Félix buvait du saké. « Il faut combattre le mal par le mal », me disait-il. Quant à moi, je me contentais d’une Tsingtao. Entre deux makis, il passa à l’attaque et exigea son débrief. Ç’allait être bref !

— Alors celui d’hier, tu lui reproches quoi ?

— Sa caméra sur le front !

— Waouh ! C’est vachement excitant.

Je lui mis une bonne calotte sur le crâne.

— Quand comprendras-tu que nous n’avons pas la même sexualité ?

— Tu es d’un triste, se lamenta-t-il.

— On se rentre ? Le film de TF1 ne va pas nous attendre.

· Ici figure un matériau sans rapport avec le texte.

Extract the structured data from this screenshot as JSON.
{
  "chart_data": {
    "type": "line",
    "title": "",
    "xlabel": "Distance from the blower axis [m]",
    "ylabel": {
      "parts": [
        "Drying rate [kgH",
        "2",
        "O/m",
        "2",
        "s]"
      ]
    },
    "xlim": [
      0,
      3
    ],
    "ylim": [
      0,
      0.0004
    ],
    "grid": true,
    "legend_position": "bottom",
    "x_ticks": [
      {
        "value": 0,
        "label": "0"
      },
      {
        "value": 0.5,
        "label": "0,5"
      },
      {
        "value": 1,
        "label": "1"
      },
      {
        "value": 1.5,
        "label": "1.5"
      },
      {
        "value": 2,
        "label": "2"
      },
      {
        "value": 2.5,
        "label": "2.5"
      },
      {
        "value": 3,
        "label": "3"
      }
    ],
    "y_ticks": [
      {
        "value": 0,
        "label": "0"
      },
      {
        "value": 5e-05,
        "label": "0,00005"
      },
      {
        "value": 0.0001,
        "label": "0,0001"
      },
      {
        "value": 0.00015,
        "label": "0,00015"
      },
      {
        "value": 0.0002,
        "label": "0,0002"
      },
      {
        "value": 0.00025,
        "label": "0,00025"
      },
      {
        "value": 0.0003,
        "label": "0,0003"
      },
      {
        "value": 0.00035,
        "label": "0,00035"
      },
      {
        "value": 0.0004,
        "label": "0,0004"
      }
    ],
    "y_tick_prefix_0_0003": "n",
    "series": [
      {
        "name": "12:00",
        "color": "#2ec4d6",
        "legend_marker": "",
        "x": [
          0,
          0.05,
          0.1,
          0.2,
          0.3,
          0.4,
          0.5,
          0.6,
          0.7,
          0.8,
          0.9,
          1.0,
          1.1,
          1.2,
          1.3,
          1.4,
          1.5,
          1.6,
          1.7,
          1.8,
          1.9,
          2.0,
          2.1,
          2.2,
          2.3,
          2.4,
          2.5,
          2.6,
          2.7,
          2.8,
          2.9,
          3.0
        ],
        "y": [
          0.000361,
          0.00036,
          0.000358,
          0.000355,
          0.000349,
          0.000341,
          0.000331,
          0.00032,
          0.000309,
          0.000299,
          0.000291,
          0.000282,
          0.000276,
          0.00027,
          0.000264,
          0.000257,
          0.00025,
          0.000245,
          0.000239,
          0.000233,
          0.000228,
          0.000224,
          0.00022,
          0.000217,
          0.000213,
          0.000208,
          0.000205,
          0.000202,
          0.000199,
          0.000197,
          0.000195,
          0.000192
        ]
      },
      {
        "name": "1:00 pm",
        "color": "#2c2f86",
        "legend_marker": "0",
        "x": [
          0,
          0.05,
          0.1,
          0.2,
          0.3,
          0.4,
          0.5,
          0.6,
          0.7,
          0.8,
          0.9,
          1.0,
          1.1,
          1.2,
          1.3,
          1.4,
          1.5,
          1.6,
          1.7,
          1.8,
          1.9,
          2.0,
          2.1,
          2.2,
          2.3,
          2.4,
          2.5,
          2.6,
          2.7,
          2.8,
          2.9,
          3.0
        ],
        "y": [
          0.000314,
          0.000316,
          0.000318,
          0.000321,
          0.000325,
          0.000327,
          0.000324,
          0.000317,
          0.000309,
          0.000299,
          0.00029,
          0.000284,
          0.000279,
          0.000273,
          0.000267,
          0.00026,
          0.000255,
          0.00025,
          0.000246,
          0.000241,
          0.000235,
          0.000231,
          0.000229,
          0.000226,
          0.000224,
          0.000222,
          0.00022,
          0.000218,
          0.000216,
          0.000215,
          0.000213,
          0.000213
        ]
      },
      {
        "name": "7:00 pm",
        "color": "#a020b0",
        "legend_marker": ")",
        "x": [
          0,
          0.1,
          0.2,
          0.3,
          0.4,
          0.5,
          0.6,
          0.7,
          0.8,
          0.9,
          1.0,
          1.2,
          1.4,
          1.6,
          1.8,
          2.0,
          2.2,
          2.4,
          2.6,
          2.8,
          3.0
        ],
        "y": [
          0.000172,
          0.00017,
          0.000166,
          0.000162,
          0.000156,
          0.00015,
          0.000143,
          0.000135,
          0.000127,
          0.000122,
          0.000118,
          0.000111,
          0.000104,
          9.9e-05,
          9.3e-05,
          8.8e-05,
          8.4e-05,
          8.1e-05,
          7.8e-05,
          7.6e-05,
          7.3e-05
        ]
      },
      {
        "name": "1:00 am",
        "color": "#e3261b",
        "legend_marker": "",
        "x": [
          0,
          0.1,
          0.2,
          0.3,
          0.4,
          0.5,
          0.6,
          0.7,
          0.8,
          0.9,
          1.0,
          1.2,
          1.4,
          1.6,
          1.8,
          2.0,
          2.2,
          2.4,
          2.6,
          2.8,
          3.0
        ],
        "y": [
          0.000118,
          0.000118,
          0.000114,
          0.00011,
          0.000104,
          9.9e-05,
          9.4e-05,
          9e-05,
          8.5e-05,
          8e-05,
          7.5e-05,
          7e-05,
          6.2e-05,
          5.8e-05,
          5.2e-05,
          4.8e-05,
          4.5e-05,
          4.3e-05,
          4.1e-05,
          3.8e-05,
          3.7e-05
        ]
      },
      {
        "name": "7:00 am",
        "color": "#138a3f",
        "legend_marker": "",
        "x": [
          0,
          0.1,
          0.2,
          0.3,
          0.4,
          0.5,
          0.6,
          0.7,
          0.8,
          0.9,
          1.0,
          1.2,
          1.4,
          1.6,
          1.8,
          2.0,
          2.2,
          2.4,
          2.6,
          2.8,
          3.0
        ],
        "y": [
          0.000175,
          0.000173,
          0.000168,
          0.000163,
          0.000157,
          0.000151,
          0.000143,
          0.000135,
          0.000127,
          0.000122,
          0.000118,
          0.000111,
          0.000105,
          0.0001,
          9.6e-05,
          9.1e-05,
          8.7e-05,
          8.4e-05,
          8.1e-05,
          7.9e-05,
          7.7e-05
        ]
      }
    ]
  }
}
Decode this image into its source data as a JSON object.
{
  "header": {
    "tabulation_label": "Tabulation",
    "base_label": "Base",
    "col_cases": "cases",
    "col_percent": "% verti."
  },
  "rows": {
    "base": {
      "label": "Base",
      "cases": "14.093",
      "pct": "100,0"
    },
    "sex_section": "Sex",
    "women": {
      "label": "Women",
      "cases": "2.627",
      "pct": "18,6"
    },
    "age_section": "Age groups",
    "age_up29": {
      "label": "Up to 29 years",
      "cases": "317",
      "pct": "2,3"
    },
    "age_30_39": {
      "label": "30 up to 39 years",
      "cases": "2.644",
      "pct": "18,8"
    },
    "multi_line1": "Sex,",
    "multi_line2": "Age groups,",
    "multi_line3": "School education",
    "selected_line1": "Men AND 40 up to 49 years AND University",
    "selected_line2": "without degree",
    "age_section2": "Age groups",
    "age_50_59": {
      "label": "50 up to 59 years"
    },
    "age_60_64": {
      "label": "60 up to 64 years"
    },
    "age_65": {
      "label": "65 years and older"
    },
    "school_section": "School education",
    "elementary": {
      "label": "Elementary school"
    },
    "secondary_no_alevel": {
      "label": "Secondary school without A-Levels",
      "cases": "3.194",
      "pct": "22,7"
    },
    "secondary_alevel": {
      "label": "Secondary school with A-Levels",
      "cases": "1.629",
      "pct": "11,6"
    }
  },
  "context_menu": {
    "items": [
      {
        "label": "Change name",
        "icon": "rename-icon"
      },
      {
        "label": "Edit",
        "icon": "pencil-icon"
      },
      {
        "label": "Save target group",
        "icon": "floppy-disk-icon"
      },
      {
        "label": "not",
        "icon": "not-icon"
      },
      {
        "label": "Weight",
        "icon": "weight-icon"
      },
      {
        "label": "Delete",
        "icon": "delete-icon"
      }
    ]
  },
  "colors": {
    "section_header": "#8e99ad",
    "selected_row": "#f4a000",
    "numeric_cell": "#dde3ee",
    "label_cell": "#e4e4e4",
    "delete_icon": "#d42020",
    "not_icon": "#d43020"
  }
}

Félix me raccompagna jusqu’à la porte de l’immeuble des Gens, comme toujours. Et me broya contre lui, comme toujours.

— J’ai quelque chose à te demander, lui dis-je alors que j’étais encore dans ses bras.

— Quoi ?

— S’il te plaît, arrête de jouer à Meetic, je n’en peux plus de ces soirées ratées. C’est décourageant !

Il me repoussa.

— Non, je n’arrêterai pas. Je veux que tu rencontres un type bien, sympa, avec qui tu seras heureuse.

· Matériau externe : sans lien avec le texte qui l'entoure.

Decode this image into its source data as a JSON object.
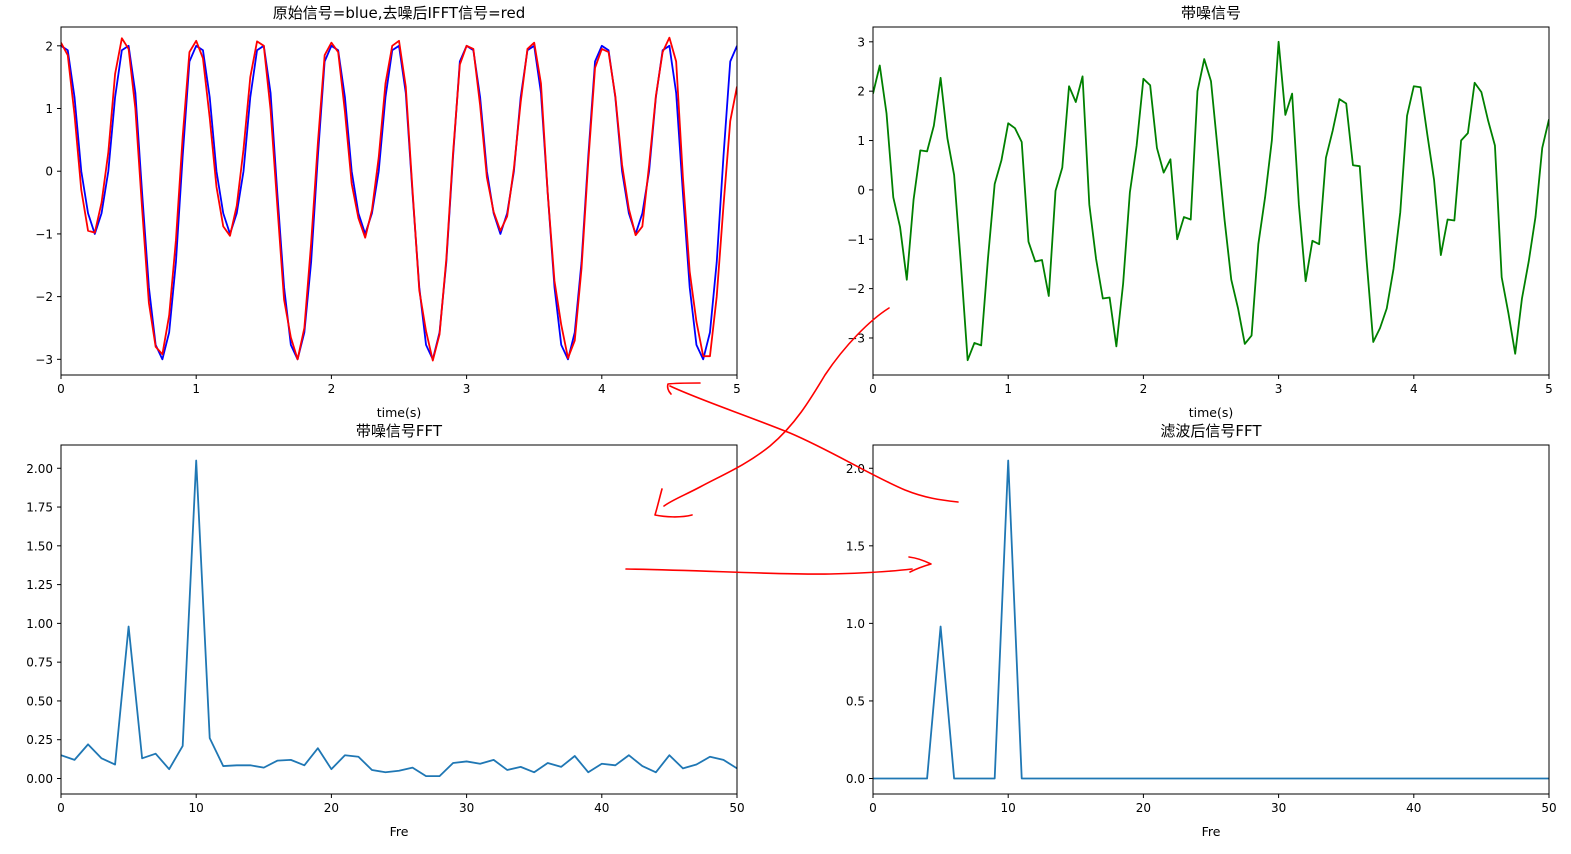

— Tu ne me présentes que des guignols, Félix ! Je vais me débrouiller toute seule.

Il vrilla ses yeux aux miens.

— Tu penses encore à ton Irlandais ?

— Arrête de dire des conneries ! Ça fait un an que je suis rentrée d’Irlande. T’ai-je déjà reparlé d’Edward ? Non ! Il n’a rien à voir avec ça. C’est de l’histoire ancienne. Ce n’est pas ma faute si tu ne me présentes que des charlots !

— OK, OK ! Je te fiche la paix quelque temps, mais ouvre-toi un peu aux rencontres. Tu sais comme moi que Colin souhaiterait que tu aies quelqu’un dans ta vie.

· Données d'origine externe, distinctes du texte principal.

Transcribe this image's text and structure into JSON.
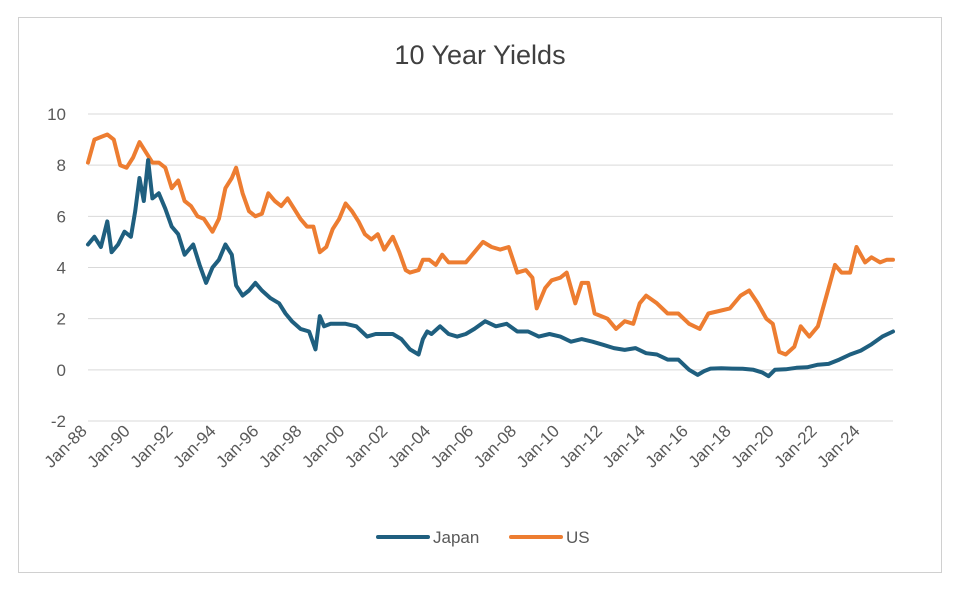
{
  "chart_data": {
    "type": "line",
    "title": "10 Year Yields",
    "xlabel": "",
    "ylabel": "",
    "ylim": [
      -2,
      10
    ],
    "yticks": [
      10,
      8,
      6,
      4,
      2,
      0,
      -2
    ],
    "x_range_years": [
      1988.0,
      2025.5
    ],
    "xtick_labels": [
      "Jan-88",
      "Jan-90",
      "Jan-92",
      "Jan-94",
      "Jan-96",
      "Jan-98",
      "Jan-00",
      "Jan-02",
      "Jan-04",
      "Jan-06",
      "Jan-08",
      "Jan-10",
      "Jan-12",
      "Jan-14",
      "Jan-16",
      "Jan-18",
      "Jan-20",
      "Jan-22",
      "Jan-24"
    ],
    "legend_position": "bottom",
    "series": [
      {
        "name": "Japan",
        "color": "#1f5f7f",
        "x": [
          1988.0,
          1988.3,
          1988.6,
          1988.9,
          1989.1,
          1989.4,
          1989.7,
          1990.0,
          1990.2,
          1990.4,
          1990.6,
          1990.8,
          1991.0,
          1991.3,
          1991.6,
          1991.9,
          1992.2,
          1992.5,
          1992.9,
          1993.2,
          1993.5,
          1993.8,
          1994.1,
          1994.4,
          1994.7,
          1994.9,
          1995.2,
          1995.5,
          1995.8,
          1996.1,
          1996.5,
          1996.9,
          1997.2,
          1997.5,
          1997.9,
          1998.3,
          1998.6,
          1998.8,
          1999.0,
          1999.3,
          1999.6,
          2000.0,
          2000.5,
          2001.0,
          2001.4,
          2001.8,
          2002.2,
          2002.6,
          2003.0,
          2003.4,
          2003.6,
          2003.8,
          2004.0,
          2004.4,
          2004.8,
          2005.2,
          2005.6,
          2006.0,
          2006.5,
          2007.0,
          2007.5,
          2008.0,
          2008.5,
          2009.0,
          2009.5,
          2010.0,
          2010.5,
          2011.0,
          2011.5,
          2012.0,
          2012.5,
          2013.0,
          2013.5,
          2014.0,
          2014.5,
          2015.0,
          2015.5,
          2016.0,
          2016.4,
          2016.7,
          2017.0,
          2017.5,
          2018.0,
          2018.5,
          2019.0,
          2019.4,
          2019.7,
          2020.0,
          2020.5,
          2021.0,
          2021.5,
          2022.0,
          2022.5,
          2023.0,
          2023.5,
          2024.0,
          2024.5,
          2025.0,
          2025.5
        ],
        "values": [
          4.9,
          5.2,
          4.8,
          5.8,
          4.6,
          4.9,
          5.4,
          5.2,
          6.2,
          7.5,
          6.6,
          8.2,
          6.7,
          6.9,
          6.3,
          5.6,
          5.3,
          4.5,
          4.9,
          4.1,
          3.4,
          4.0,
          4.3,
          4.9,
          4.5,
          3.3,
          2.9,
          3.1,
          3.4,
          3.1,
          2.8,
          2.6,
          2.2,
          1.9,
          1.6,
          1.5,
          0.8,
          2.1,
          1.7,
          1.8,
          1.8,
          1.8,
          1.7,
          1.3,
          1.4,
          1.4,
          1.4,
          1.2,
          0.8,
          0.6,
          1.2,
          1.5,
          1.4,
          1.7,
          1.4,
          1.3,
          1.4,
          1.6,
          1.9,
          1.7,
          1.8,
          1.5,
          1.5,
          1.3,
          1.4,
          1.3,
          1.1,
          1.2,
          1.1,
          0.98,
          0.85,
          0.78,
          0.85,
          0.65,
          0.6,
          0.4,
          0.4,
          0.0,
          -0.2,
          -0.05,
          0.05,
          0.06,
          0.05,
          0.04,
          0.0,
          -0.1,
          -0.25,
          0.0,
          0.02,
          0.08,
          0.1,
          0.2,
          0.23,
          0.4,
          0.6,
          0.75,
          1.0,
          1.3,
          1.5
        ]
      },
      {
        "name": "US",
        "color": "#ed7d31",
        "x": [
          1988.0,
          1988.3,
          1988.6,
          1988.9,
          1989.2,
          1989.5,
          1989.8,
          1990.1,
          1990.4,
          1990.7,
          1991.0,
          1991.3,
          1991.6,
          1991.9,
          1992.2,
          1992.5,
          1992.8,
          1993.1,
          1993.4,
          1993.8,
          1994.1,
          1994.4,
          1994.7,
          1994.9,
          1995.2,
          1995.5,
          1995.8,
          1996.1,
          1996.4,
          1996.7,
          1997.0,
          1997.3,
          1997.6,
          1997.9,
          1998.2,
          1998.5,
          1998.8,
          1999.1,
          1999.4,
          1999.7,
          2000.0,
          2000.3,
          2000.6,
          2000.9,
          2001.2,
          2001.5,
          2001.8,
          2002.2,
          2002.5,
          2002.8,
          2003.0,
          2003.4,
          2003.6,
          2003.9,
          2004.2,
          2004.5,
          2004.8,
          2005.2,
          2005.6,
          2006.0,
          2006.4,
          2006.8,
          2007.2,
          2007.6,
          2008.0,
          2008.4,
          2008.7,
          2008.9,
          2009.3,
          2009.6,
          2010.0,
          2010.3,
          2010.7,
          2011.0,
          2011.3,
          2011.6,
          2011.9,
          2012.2,
          2012.6,
          2013.0,
          2013.4,
          2013.7,
          2014.0,
          2014.5,
          2015.0,
          2015.5,
          2016.0,
          2016.5,
          2016.9,
          2017.4,
          2017.9,
          2018.4,
          2018.8,
          2019.2,
          2019.6,
          2019.9,
          2020.2,
          2020.5,
          2020.9,
          2021.2,
          2021.6,
          2022.0,
          2022.4,
          2022.8,
          2023.1,
          2023.5,
          2023.8,
          2024.2,
          2024.5,
          2024.9,
          2025.2,
          2025.5
        ],
        "values": [
          8.1,
          9.0,
          9.1,
          9.2,
          9.0,
          8.0,
          7.9,
          8.3,
          8.9,
          8.5,
          8.1,
          8.1,
          7.9,
          7.1,
          7.4,
          6.6,
          6.4,
          6.0,
          5.9,
          5.4,
          5.9,
          7.1,
          7.5,
          7.9,
          6.9,
          6.2,
          6.0,
          6.1,
          6.9,
          6.6,
          6.4,
          6.7,
          6.3,
          5.9,
          5.6,
          5.6,
          4.6,
          4.8,
          5.5,
          5.9,
          6.5,
          6.2,
          5.8,
          5.3,
          5.1,
          5.3,
          4.7,
          5.2,
          4.6,
          3.9,
          3.8,
          3.9,
          4.3,
          4.3,
          4.1,
          4.5,
          4.2,
          4.2,
          4.2,
          4.6,
          5.0,
          4.8,
          4.7,
          4.8,
          3.8,
          3.9,
          3.6,
          2.4,
          3.2,
          3.5,
          3.6,
          3.8,
          2.6,
          3.4,
          3.4,
          2.2,
          2.1,
          2.0,
          1.6,
          1.9,
          1.8,
          2.6,
          2.9,
          2.6,
          2.2,
          2.2,
          1.8,
          1.6,
          2.2,
          2.3,
          2.4,
          2.9,
          3.1,
          2.6,
          2.0,
          1.8,
          0.7,
          0.6,
          0.9,
          1.7,
          1.3,
          1.7,
          2.9,
          4.1,
          3.8,
          3.8,
          4.8,
          4.2,
          4.4,
          4.2,
          4.3,
          4.3
        ]
      }
    ]
  }
}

— Je sais. Et c’est bien mon intention… Bonne nuit, Félix. À demain ! C’est le grand jour !

— Yes !

Je lui offris la même grosse bise que quelques heures auparavant et pénétrai dans mon immeuble. Malgré l’insistance de Félix, je ne voulais pas déménager. J’aimais vivre au-dessus des Gens, dans mon petit appartement. J’étais au cœur de l’activité, ça me convenait. Et surtout, c’était là que je m’étais reconstruite toute seule, sans l’aide de personne. Je pris l’escalier plutôt que l’ascenseur et grimpai jusqu’au cinquième. En arrivant chez moi, je m’adossai à la porte d’entrée et soupirai de contentement. Malgré notre dernière conversation, j’avais passé une superbe journée avec Félix.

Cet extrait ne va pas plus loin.